Employers across Hong Kong’s industries are keeping a close eye on the market and planning their people agenda accordingly. In a recent survey, almost two-thirds of our clients told us that they expect business and financial performance in 2020 to be similar to that of last year. To manage potential risk, many are taking a conservative approach to investments, with 61% of businesses indicating their 2019 budget allocation for recruitment would be reduced in 2020.
In the face of what seems to be a cautious forecast, where are the bright spots? Cross-border opportunities continue to be at the top of the agenda, with many organisations leveraging a regional approach to growth as they seek to balance risk in specific markets including Hong Kong. Digitalisation remains a beacon, with innovation and cost efficiencies at the core of the digital agenda. We know that 82% of Hong Kong’s executives anticipate significant disruption in the next three years, with technology transformation a major driver.

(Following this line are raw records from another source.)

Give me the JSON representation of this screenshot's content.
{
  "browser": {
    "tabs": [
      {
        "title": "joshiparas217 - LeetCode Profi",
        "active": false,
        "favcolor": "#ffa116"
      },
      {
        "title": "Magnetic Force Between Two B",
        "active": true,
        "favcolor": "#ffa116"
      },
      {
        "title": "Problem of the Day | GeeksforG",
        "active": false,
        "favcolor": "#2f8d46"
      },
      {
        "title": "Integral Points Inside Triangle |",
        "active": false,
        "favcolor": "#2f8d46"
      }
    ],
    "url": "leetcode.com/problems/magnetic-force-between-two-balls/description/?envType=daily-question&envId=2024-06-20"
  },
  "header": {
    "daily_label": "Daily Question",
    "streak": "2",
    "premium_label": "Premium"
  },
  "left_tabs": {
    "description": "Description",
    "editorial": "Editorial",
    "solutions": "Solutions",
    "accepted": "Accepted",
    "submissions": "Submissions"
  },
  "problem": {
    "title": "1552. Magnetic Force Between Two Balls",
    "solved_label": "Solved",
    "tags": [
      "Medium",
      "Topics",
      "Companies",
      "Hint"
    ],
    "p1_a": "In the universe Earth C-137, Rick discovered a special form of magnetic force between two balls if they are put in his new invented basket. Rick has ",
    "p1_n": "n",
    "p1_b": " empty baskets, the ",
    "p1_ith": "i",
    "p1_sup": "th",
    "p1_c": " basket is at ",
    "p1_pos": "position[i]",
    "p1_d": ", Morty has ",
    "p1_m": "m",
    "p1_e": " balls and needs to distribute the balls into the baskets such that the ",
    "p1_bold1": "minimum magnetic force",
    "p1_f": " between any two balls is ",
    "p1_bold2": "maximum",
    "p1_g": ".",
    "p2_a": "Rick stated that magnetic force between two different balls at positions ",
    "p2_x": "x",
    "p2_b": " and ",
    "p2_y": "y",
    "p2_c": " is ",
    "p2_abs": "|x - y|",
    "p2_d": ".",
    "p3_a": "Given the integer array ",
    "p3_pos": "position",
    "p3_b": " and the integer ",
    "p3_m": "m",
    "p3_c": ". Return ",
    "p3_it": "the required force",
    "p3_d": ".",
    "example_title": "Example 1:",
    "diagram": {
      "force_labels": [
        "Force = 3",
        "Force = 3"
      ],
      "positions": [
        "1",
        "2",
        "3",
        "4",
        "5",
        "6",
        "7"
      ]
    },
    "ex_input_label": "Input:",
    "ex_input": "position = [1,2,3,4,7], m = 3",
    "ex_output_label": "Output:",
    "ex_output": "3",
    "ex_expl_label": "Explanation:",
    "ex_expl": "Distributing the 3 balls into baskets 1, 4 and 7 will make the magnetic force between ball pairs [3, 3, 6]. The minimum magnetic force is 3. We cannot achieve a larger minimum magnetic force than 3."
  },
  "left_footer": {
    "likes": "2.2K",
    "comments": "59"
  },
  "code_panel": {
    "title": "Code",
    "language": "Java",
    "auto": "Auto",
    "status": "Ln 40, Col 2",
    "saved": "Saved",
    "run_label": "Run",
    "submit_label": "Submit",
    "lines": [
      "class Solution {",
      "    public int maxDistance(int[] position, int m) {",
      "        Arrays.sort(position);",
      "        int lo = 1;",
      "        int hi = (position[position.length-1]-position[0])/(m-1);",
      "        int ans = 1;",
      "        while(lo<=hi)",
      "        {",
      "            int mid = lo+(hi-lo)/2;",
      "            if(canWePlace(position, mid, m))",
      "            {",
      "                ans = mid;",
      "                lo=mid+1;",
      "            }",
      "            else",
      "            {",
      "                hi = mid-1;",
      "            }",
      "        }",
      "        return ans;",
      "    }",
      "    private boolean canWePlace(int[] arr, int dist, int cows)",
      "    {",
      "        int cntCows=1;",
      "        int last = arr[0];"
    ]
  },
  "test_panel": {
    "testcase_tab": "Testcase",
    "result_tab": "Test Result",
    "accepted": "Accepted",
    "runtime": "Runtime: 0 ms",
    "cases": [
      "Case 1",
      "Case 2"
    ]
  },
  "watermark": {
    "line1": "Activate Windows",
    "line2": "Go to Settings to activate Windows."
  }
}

In the face of growth opportunities, businesses should be mindful of the implications of digitalisation on the workforce. For many organisations, the digital agenda is closely connected to the people one. While the current economic conditions have put pressure on HR budgets, employers will need to balance carefully the short-term tactical needs, with the more strategic, growth-oriented and sustainable ones. Businesses that don’t invest now in preparing, evolving and upskilling their current workforce for what will drive success in the future will be hard pressed to meaningfully innovate and transform.
The issue of legacy continues to be a challenge to business success, particularly in well-established organisations with a complex operating infrastructure. Many businesses struggle with change management, which has traditionally been treated as a technology issue and relegated to IT. More and more we are seeing businesses take ownership of change, and clients are increasingly partnering with us to tackle change as a holistic business-driven initiative. Often, the tools to implement change exist, but successful change is dependent on the readiness of organisations and a practical, incremental roadmap that maximises value-add and minimises disruption.
Whether it’s ineffective change management, poor workforce planning or sticking with legacy systems, it’s clear that doing much of the same in 2020 isn’t going to cut it if the aim is to achieve growth. But, by investing in the right changes and balancing immediate pressures with future opportunities, 2020 might just bring a new beginning to businesses that are ready for it.